Knoxville partners to support homeless during COVID-19
As people throughout the world scrambled to protect themselves from the COVID-19 pandemic by staying inside in mid-March, one particularly vulnerable group was left without the means to do so.
On any given night in the United States, 553,742 people experience homelessness, according to 2017 estimates from Point-In-Time and the Housing Inventory Count. This left cities, big and small, with the challenge of figuring out how to care for and provide medical attention to their citizens facing homelessness.
Stephanie Welch is the deputy mayor of Knoxville, Tenn., who serves as the chief of economic and community development, which oversees the Office on Homelessness, and immediately, she, along with the city’s partners on homelessness and the health department, saw a need to protect those without a home.
“Through just our ongoing work with the health department and looking at (Centers for Disease Control and Prevention) guidelines and working with our homeless service providers very early on, a need was identified to ensure that people who were unhoused had a place to isolate or quarantine if they were a possible case or a positive case of COVID-19,” Welch said. “We had worked with our homeless service providers and with the health department and identified a building and a partner who was willing to donate the space. We were able to stand that shelter up in about a week.”
While the city didn’t do much of the hands-on work, it was able to coordinate local organizations such as the Knox County Health Department, the Knox Baptist Association, United Way, Next Step Initiative, CAC, Angelic Ministries and others. Welch, who has a background in public health, said that constant communication has been a key to their success in dealing with COVID-19 and working with the city’s partners.
The donated building, referred to as “The Guest House,” was located on Fifth Avenue and provided by the Metro Drug Coalition. It was organized to help up to 18 individuals.
“The homeless population is one of the most challenging, and MDC has a vacant building near the homeless corridor that we believe can help fill a critical gap in preventing the spread of COVID-19 among this population by offering the space to our homeless service providers. All available resources need to be utilized in times like these,” said Karen Pershing, the Metro Drug Coalition executive director in a press release.

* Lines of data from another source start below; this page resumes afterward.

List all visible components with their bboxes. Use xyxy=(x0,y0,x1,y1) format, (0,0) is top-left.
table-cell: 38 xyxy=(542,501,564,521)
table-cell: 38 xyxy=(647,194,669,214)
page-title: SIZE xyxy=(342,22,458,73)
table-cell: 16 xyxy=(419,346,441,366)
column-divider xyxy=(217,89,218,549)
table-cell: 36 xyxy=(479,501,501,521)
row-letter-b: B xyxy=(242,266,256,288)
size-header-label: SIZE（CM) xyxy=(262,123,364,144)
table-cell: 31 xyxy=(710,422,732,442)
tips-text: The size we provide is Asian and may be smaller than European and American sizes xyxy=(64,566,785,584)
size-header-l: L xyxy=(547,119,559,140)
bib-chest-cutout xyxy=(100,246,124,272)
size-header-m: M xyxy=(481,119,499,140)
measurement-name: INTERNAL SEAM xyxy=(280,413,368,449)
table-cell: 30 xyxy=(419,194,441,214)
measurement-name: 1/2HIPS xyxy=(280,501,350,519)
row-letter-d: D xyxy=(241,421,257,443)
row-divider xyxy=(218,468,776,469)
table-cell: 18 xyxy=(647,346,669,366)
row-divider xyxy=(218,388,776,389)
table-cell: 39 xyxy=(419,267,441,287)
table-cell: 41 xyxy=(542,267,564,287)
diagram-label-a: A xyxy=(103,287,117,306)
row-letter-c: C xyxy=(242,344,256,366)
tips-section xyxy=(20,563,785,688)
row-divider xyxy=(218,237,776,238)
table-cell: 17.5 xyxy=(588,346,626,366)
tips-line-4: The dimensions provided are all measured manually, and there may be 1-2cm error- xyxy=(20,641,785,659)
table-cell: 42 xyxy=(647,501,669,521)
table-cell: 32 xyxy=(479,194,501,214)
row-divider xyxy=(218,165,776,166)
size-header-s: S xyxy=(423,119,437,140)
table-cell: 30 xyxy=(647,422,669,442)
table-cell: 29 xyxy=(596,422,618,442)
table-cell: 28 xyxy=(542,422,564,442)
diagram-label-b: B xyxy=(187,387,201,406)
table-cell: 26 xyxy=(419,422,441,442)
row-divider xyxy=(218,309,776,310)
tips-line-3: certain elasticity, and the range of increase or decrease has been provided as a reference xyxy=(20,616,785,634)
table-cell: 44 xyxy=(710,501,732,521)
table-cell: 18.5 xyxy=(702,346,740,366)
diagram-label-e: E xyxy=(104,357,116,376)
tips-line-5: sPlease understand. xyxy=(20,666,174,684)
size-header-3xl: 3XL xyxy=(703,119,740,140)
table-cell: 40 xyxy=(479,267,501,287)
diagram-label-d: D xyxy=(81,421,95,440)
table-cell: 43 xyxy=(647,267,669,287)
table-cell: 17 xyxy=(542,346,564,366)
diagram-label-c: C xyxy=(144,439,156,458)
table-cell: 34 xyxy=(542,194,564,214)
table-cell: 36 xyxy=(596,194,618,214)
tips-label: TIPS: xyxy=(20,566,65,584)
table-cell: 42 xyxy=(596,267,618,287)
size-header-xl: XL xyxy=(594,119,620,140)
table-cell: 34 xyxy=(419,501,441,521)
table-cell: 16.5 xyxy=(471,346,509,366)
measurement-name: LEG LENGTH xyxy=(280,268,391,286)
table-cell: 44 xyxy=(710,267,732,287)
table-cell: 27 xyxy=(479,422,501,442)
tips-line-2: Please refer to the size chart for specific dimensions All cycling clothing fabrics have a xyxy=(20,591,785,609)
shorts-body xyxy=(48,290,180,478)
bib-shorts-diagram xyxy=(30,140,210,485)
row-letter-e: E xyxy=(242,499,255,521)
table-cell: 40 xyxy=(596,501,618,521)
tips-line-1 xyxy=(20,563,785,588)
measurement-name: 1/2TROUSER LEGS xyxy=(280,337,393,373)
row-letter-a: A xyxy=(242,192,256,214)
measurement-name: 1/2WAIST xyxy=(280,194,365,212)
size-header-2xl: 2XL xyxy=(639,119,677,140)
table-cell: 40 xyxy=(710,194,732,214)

The shelter was launched at the beginning of April and was funded for two months, at least in part, from $95,000 donated by the city of Knoxville.
While the shelter was never used much, Welch and the city felt good that they were set up well to serve their homeless population and the unique challenges they may face.
“That was really important, early on, to know that we were partnering with an organization that had staff with expertise in serving and supporting unsheltered persons,” Welch said. “So social workers and case managers, because it’s more than just providing that quarantine space. But if someone is coming to that quarantine space, and they have an addiction disease, then we need to make sure that they’re getting the support to be able to stay in quarantine and not leaving the quarantine seeking something to help them with their addiction.”
When setting up the shelter, Welch said Knoxville looked to larger cities that were impacted by the pandemic earlier on for guidance, including Seattle and New York, and Knoxville was even sent a presentation that helped them think through the unique challenges presented by COVID-19.
Knoxville also leaned on the other major cities in Tennessee: Memphis, Nashville and Chattanooga.
“We talk with them regularly. This topic has come up on a few occasions about how we’re all addressing the issue of homelessness, so we just sort of share resources back and forth and anything that we’re learning,” Welch said.
By the end of May, Knoxville officials realized they were not getting much use out of the shelter.
“We had such a low rate of community transmission by the end of May, that there were no new admissions for several consecutive days,” Welch said. “So what we did is we worked with the existing homeless shelters … to come up with a plan so that they could in their existing shelter facilities safely provide quarantine space, so that we wouldn’t have to have a separate shelter.
“We also have a plan in place if we need to open up a separate shelter again, then we can quickly do that. In the meantime, we’re going to be smart with our resources and not keep an empty shell open, but we will open it up again as the data tells us that we need to.”